Church Of The Holy Cross is a Grade II listed building in the Camden local planning authority area, England. First listed on 14 May 1974. A Victorian Church.

Church Of The Holy Cross

WRENN ID
seventh-forge-brook
Grade
II
Local Planning Authority
Camden
Country
England
Date first listed
14 May 1974
Type
Church
Period
Victorian
Source
Historic England listing

Description

Church of the Holy Cross

Anglican church built in 1887-88, designed by Joseph Peacock for the Reverend Alfred Moore. The font is said to be a design by J.L. Pearson. Charles Nicholson made significant additions around 1913, including a rood beam, west organ loft, canopy over the altar, and other features. In 1936, following the demolition of the nearby church of St Jude's, some fittings from that building were brought here. A single-storey extension to the ritual east was added after 1945 and is not of special interest.

The exterior is constructed of yellow stock brick in Flemish bond with red banding inside, stone dressings both inside and out, and tiled roofs. The building includes a crypt. The plan comprises a chancel of two bays, north and south chapels treated as diminutive transepts (the south chapel originally serving as an organ chamber), an aisled nave of four bays, and a narthex of one shallow bay accessed through north and south porches. The style is spare Early English with lancet lights used almost exclusively. The most striking external feature is the nearly full-height narthex topped by an over-scaled bellcote, with the gabled roof of the west end rising behind it and pierced by a simple roundel. A consecration cross is set in the west face of the narthex, and a Great War Memorial Cross stands to the west of the north porch entrance. The clerestory has four lancets to each bay, with two lancets to each aisled bay below. The transept faces have two lancets below rose windows. The east end has five lancets. The exterior displays the quirky and aggressive style characteristic of Peacock's work.

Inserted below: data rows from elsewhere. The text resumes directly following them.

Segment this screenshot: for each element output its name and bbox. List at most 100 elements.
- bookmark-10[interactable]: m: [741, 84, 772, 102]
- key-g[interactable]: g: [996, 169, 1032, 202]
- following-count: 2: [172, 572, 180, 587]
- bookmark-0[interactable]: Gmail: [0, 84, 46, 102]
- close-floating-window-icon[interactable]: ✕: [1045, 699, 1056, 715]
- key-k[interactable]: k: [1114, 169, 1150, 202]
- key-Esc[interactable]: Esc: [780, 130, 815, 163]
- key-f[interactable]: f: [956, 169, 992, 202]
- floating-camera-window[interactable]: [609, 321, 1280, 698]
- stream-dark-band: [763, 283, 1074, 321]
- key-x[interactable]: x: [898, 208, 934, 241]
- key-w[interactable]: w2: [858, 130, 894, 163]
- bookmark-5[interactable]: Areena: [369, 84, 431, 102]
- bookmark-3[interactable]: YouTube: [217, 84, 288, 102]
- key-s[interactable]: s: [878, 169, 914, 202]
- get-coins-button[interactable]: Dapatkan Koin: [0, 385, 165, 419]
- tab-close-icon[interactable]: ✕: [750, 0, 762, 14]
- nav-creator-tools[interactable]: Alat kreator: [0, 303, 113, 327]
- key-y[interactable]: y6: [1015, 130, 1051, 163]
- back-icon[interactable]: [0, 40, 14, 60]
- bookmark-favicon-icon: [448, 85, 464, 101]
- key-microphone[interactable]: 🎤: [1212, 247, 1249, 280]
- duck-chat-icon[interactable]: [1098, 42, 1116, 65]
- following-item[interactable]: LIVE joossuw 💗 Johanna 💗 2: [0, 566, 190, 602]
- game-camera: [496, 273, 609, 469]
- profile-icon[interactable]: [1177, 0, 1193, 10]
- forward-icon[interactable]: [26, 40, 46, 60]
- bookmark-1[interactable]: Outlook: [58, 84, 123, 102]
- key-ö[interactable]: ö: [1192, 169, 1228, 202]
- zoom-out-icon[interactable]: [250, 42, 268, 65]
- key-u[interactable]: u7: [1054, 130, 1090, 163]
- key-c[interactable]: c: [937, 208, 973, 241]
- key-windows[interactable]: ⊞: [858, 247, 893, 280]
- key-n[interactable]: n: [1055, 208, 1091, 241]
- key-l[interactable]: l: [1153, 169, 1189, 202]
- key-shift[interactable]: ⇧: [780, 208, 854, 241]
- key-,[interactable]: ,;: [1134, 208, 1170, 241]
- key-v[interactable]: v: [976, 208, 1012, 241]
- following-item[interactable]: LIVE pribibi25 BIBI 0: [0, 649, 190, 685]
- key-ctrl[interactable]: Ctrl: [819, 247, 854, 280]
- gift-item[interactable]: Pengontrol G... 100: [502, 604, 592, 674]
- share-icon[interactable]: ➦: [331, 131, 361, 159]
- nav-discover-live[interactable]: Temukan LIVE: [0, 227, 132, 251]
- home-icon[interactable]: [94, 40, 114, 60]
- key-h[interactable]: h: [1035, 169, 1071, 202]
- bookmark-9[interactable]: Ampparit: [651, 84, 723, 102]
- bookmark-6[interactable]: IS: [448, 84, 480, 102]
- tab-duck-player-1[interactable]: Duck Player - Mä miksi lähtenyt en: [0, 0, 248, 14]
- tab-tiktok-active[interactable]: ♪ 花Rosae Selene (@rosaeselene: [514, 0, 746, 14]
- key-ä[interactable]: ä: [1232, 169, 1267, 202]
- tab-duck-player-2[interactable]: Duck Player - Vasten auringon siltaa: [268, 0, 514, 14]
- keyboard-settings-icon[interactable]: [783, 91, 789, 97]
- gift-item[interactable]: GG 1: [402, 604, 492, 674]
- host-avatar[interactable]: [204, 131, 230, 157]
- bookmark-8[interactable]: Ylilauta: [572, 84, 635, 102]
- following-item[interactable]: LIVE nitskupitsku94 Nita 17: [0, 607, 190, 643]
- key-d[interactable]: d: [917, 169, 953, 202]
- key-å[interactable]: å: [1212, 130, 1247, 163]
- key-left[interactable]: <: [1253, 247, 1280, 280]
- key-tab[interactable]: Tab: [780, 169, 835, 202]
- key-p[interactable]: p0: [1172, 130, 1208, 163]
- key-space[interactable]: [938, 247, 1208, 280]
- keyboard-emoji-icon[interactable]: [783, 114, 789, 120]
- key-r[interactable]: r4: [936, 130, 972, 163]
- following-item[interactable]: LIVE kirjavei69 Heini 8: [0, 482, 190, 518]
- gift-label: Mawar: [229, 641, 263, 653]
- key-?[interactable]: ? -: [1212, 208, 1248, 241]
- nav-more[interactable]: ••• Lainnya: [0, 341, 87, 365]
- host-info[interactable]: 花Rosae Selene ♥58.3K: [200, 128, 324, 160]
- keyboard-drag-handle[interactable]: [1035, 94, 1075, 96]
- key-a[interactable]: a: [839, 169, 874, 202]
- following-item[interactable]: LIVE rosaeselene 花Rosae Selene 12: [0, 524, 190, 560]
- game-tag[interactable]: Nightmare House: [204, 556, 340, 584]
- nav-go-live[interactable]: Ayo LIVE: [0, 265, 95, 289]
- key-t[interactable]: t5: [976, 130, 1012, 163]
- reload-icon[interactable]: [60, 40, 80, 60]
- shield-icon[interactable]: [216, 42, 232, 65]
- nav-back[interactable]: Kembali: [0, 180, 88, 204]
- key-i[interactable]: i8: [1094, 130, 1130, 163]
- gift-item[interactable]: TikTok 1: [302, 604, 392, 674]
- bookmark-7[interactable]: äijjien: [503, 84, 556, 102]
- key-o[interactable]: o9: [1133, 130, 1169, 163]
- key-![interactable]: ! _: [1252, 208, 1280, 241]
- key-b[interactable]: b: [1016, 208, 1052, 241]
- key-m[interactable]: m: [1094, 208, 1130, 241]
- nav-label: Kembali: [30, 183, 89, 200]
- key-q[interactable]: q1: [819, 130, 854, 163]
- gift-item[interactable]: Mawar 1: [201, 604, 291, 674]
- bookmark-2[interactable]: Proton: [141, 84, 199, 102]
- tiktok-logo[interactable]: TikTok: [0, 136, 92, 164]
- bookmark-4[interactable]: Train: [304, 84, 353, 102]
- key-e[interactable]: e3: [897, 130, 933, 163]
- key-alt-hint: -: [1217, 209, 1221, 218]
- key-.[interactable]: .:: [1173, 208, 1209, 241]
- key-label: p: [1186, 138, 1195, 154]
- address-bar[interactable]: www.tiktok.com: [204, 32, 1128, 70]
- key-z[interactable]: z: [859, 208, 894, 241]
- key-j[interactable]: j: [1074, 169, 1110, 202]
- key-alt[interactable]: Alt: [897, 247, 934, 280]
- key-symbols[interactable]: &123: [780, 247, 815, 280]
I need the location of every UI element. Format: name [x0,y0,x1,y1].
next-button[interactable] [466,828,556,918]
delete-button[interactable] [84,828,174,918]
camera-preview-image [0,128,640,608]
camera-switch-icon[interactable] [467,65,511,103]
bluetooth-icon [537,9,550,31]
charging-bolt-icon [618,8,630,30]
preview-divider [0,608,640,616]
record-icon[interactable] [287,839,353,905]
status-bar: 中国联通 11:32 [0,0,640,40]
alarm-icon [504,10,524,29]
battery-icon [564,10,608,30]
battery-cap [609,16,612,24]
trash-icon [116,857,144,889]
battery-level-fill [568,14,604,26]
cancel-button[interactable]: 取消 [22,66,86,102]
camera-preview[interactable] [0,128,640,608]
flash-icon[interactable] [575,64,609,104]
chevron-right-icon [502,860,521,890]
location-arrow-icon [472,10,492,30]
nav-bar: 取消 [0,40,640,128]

The interior by contrast is very spare and elegant with subtly adjusted proportions. The nave is exceptionally broad for its length, and the aisles are very wide. An elevated choir and sanctuary are paved with red and black tiles set diagonally and enclosed by a simple wood screen which may be attributed to Nicholson. A painted wood canopy stands over the site of the original altar, which has been brought forward approximately one metre. The liturgical setting has otherwise not been modernised. Along the sill of the east window runs a blind stone arcade, painted, with blank areas filled with slightly faded paintings. The chancel arch ends in unusual corbel stops. A painted rood beam with figures intact sits just west of the chancel arch. Metal gates and screens enclose the side chapels. The north chapel contains a sanctuary of one shallow bay lit by a tripartite east window filled with glass depicting the Virgin Mary, with painted stone framing and blind side lights filled with adoring angels, said to have been partially repainted in the 1970s but to an original design. The nave is paved with wood blocks set in herringbone fashion along the line of the central aisle. Exceptionally fine late Victorian moveable benches furnish the nave. The wooden pulpit at the ritual north-east is of Jacobean design and may incorporate early 17th-century woodwork. A boarded pointed barrel vault covers the chancel, with lean-to roofs to the nave aisles carried on pointed transverse arches irregularly set. One of the interior's great glories is the braced king post roof in which the common rafters form scissor braces to the king post purlin. The west end of the nave is spanned by a single over-scaled pointed arch with spandrels pierced by one roundel each. The narthex beneath this arch has its west wall treated as a three-bay blank arcade, the centre recess of which serves as the Baptistery. A west organ gallery was installed under the west arch, with its console moved to the north-west corner of the nave in the early 1990s. Most glass is opaque except for the east window of the north chapel already noted and two windows in the south aisle at the east end. Mosaic Stations of the Cross are fixed to the walls.